A couple weeks ago my sister Sally, who has several cats, asked me if I could build her something wooden and sturdier than what she had recently bought. She had a Planet Petco Cardboard Ramp Cat Scratcher, but her cats had gang tackled and destroyed it. She wanted it to hold a 9”x18”x1-3/4” Planet Petco Double Wide Cardboard Cat Scratcher Refill. Are those dimensions compatible with standard lumber? Yes!
The 9” width of that refill is very slightly narrower than the 9-1/4” actual width of a piece of nominally 1x10” lumber (which actually is 3/4” thick). Surrounding a piece of 1x10 with four pieces of 1x3 lumber (which is actually 2-3/8” wide) would produce a box with a 1-5/8” deep pocket for holding the corrugated cardboard refill.
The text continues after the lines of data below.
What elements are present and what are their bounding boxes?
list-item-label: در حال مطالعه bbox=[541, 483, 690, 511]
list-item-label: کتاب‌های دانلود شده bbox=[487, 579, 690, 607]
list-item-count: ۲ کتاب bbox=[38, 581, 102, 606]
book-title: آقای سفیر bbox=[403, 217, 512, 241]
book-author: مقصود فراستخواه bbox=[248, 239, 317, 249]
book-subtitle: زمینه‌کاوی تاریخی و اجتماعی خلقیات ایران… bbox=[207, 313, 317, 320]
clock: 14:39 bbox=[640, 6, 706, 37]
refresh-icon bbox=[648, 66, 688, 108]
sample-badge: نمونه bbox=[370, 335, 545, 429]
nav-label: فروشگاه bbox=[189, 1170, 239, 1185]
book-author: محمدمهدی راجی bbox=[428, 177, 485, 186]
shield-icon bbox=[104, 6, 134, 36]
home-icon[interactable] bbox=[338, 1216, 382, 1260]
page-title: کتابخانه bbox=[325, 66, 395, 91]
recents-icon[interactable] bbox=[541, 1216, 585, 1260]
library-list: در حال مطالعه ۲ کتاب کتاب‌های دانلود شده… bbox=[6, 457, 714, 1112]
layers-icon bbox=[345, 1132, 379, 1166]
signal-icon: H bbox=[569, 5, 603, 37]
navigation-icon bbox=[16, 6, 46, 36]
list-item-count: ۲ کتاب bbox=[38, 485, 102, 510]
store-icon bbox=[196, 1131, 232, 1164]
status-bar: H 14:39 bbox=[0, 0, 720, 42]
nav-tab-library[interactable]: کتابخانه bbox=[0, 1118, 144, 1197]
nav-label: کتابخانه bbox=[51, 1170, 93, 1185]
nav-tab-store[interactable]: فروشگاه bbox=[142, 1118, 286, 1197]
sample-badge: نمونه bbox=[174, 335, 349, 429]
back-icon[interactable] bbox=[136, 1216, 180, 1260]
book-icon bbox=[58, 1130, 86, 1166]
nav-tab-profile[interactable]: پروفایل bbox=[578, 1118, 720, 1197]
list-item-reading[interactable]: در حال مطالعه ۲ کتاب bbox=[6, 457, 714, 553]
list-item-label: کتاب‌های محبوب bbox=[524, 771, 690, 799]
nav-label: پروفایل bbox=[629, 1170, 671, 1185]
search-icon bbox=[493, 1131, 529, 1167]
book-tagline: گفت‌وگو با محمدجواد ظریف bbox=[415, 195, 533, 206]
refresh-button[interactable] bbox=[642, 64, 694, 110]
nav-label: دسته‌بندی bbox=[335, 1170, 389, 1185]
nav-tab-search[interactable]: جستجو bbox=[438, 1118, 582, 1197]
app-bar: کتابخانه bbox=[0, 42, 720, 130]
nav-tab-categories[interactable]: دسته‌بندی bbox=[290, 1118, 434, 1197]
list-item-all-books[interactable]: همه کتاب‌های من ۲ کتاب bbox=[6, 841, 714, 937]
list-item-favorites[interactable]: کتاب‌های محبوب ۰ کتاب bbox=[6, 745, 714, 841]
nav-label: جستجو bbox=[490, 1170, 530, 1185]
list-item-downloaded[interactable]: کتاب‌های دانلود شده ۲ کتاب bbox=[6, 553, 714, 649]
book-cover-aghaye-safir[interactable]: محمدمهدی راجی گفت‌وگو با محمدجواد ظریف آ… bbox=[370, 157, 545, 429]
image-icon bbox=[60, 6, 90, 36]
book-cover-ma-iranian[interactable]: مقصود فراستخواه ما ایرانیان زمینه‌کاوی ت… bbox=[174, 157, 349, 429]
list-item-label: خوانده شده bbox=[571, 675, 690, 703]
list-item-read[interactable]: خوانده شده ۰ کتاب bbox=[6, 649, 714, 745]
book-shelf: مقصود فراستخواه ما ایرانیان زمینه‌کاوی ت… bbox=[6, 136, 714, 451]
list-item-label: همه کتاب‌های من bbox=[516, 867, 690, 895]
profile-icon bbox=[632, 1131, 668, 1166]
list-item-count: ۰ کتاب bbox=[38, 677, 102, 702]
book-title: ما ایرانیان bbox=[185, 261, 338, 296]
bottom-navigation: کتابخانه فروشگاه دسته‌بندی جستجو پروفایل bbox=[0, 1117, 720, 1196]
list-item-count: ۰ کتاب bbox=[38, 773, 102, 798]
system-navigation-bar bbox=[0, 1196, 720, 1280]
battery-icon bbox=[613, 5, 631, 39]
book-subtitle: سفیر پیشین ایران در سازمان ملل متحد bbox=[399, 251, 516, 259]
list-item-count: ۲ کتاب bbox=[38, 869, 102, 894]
Another 12" piece of 1x10 could be attached to the back of the box to make it a ramp.
So, I went to Home Depot and bought a 6' long 1x10, and had them cut it to two 18-1/4” lengths, and two 12” lengths. Also, I bought a couple of 8' pieces of 1x3. I cut the 1x3 lumber with my little mitre box, and used 2” long drywall screws to assemble two scratchers as shown above, one for Sally and one for our cats. (I included a pair of pine shims at the left to lock the refill in place).
The new scratcher was a big hit with Sally's cats. One had a unique approach. Most of them like to scratch uphill, but he likes to also scratch downhill.